We will come back to that. The minicomputers are going into everything and that is where the next set of the big differences will come. That is the key to the smart bomb. It is also the key to the cruise missile because the idea of mat matching, which is the way the cruise missiles get their super accuracy, dates from the end of the war, but nobody could do it. Then the minicomputer comes along and you can fly a computer that can do all this mat matching on board. Lasers are not yet here, except in minor ways. That is to say lasers are used for spotting and they are used for homing, and they are used for altimeters. There are odds and ends in applications, but lasers as weapons are still not here. It isn’t clear what is going to happen. There are real possibilities, but even if they are accomplished it is not clear that they are better than other ways.

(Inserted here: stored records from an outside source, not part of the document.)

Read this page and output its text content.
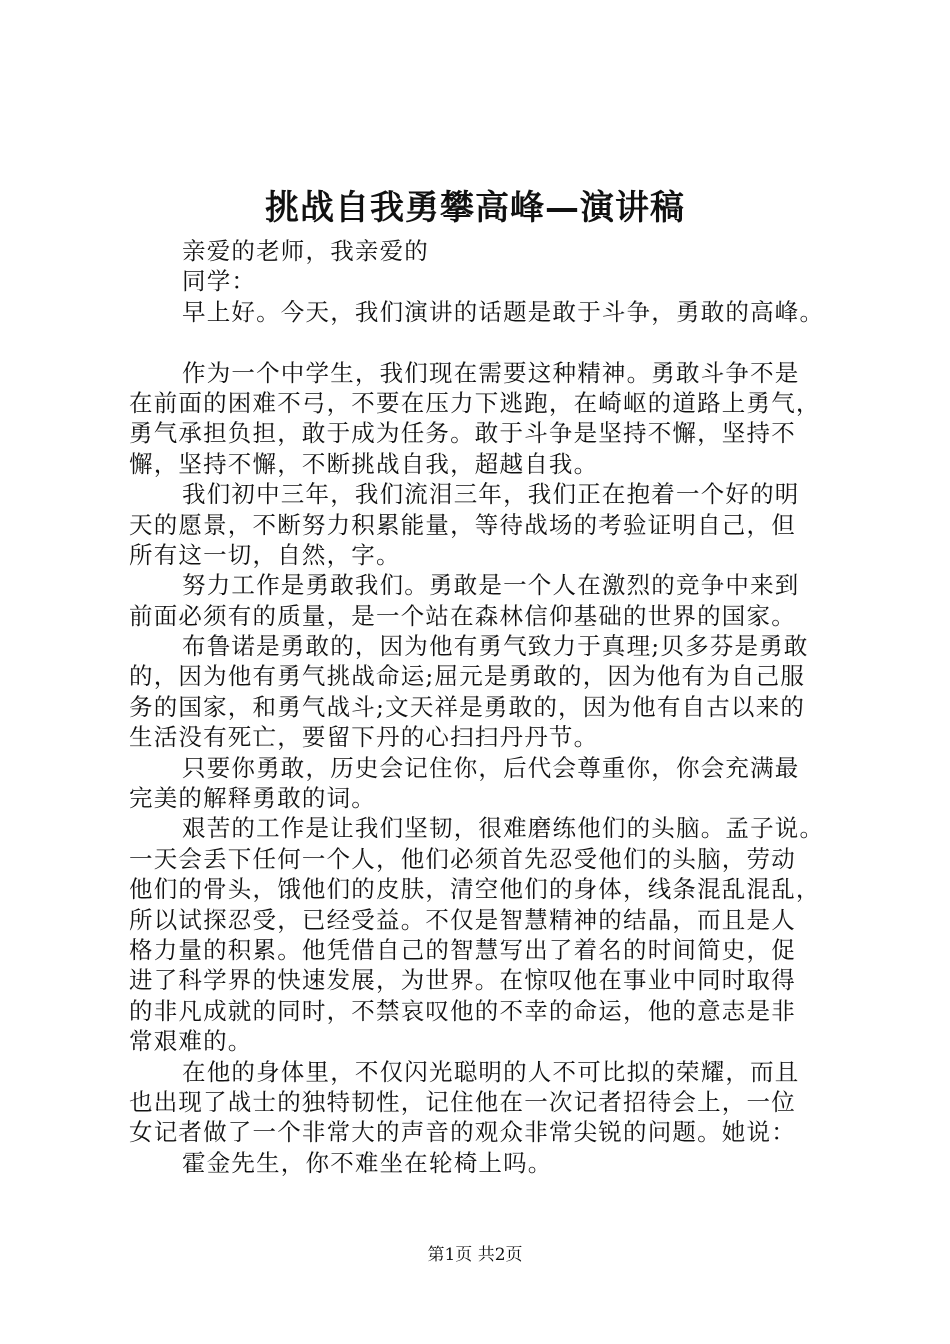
挑战自我勇攀高峰—演讲稿
亲爱的老师，我亲爱的
同学：
早上好。今天，我们演讲的话题是敢于斗争，勇敢的高峰。
作为一个中学生，我们现在需要这种精神。勇敢斗争不是
在前面的困难不弓，不要在压力下逃跑，在崎岖的道路上勇气，
勇气承担负担，敢于成为任务。敢于斗争是坚持不懈，坚持不
懈，坚持不懈，不断挑战自我，超越自我。
我们初中三年，我们流泪三年，我们正在抱着一个好的明
天的愿景，不断努力积累能量，等待战场的考验证明自己，但
所有这一切，自然，字。
努力工作是勇敢我们。勇敢是一个人在激烈的竞争中来到
前面必须有的质量，是一个站在森林信仰基础的世界的国家。
布鲁诺是勇敢的，因为他有勇气致力于真理;贝多芬是勇敢
的，因为他有勇气挑战命运;屈元是勇敢的，因为他有为自己服
务的国家，和勇气战斗;文天祥是勇敢的，因为他有自古以来的
生活没有死亡，要留下丹的心扫扫丹丹节。
只要你勇敢，历史会记住你，后代会尊重你，你会充满最
完美的解释勇敢的词。
艰苦的工作是让我们坚韧，很难磨练他们的头脑。孟子说。
一天会丢下任何一个人，他们必须首先忍受他们的头脑，劳动
他们的骨头，饿他们的皮肤，清空他们的身体，线条混乱混乱，
所以试探忍受，已经受益。不仅是智慧精神的结晶，而且是人
格力量的积累。他凭借自己的智慧写出了着名的时间简史，促
进了科学界的快速发展，为世界。在惊叹他在事业中同时取得
的非凡成就的同时，不禁哀叹他的不幸的命运，他的意志是非
常艰难的。
在他的身体里，不仅闪光聪明的人不可比拟的荣耀，而且
也出现了战士的独特韧性，记住他在一次记者招待会上，一位
女记者做了一个非常大的声音的观众非常尖锐的问题。她说：
霍金先生，你不难坐在轮椅上吗。
第1页 共2页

Lasers may turn out to be superfluous because you already have ways of doing what they can do. They are in a sense in direct competition with smart bombs because the main application that is being pushed by all three services is anti-missile. The Navy thinks of them on board big ships, intercepting cruise missiles coming in, or other missiles. But the other way to intercept them is to send out an anti-missile. As you make the anti-missile smarter and put better homing devices in them, there is the advantage that as the anti-missile gets closer to the missile the homing system works over smaller and smaller distances and that makes it easier to make the intercept. Whereas, the laser systems depend on some guy slewing it directly at the other end.

Christman:

Has anybody developed a paper on this thesis of the possible relationship of smart weapons to more effective arms limitations?

York:

Maybe, but I am not aware of it.

Christman:

It would be interesting. Well, I have the answers to the questions that I came with. I would like to keep open the possibility of coming back when I get further into the study. Is there anything that you feel we might add here? Any major changes in the DOD laboratory system?

York:

No, I haven’t really kept track of it. Jerry Johnson keeps coming to mind as someone you should talk with. Have you met him? He lives just the other side of Long Beach. You’ll find him a very approachable guy. About 6’ 2 or 3 inches. Very, very wide experience. He now works in the energy business.

Christman:

I am sure he had some pretty frustrating experiences in that job (first Director of Navy Laboratories).

York:

Like me, he also puts his biggest emphasis on arms control. He was my deputy briefly in Geneva until he decided that he had to get back in preparation for retirement.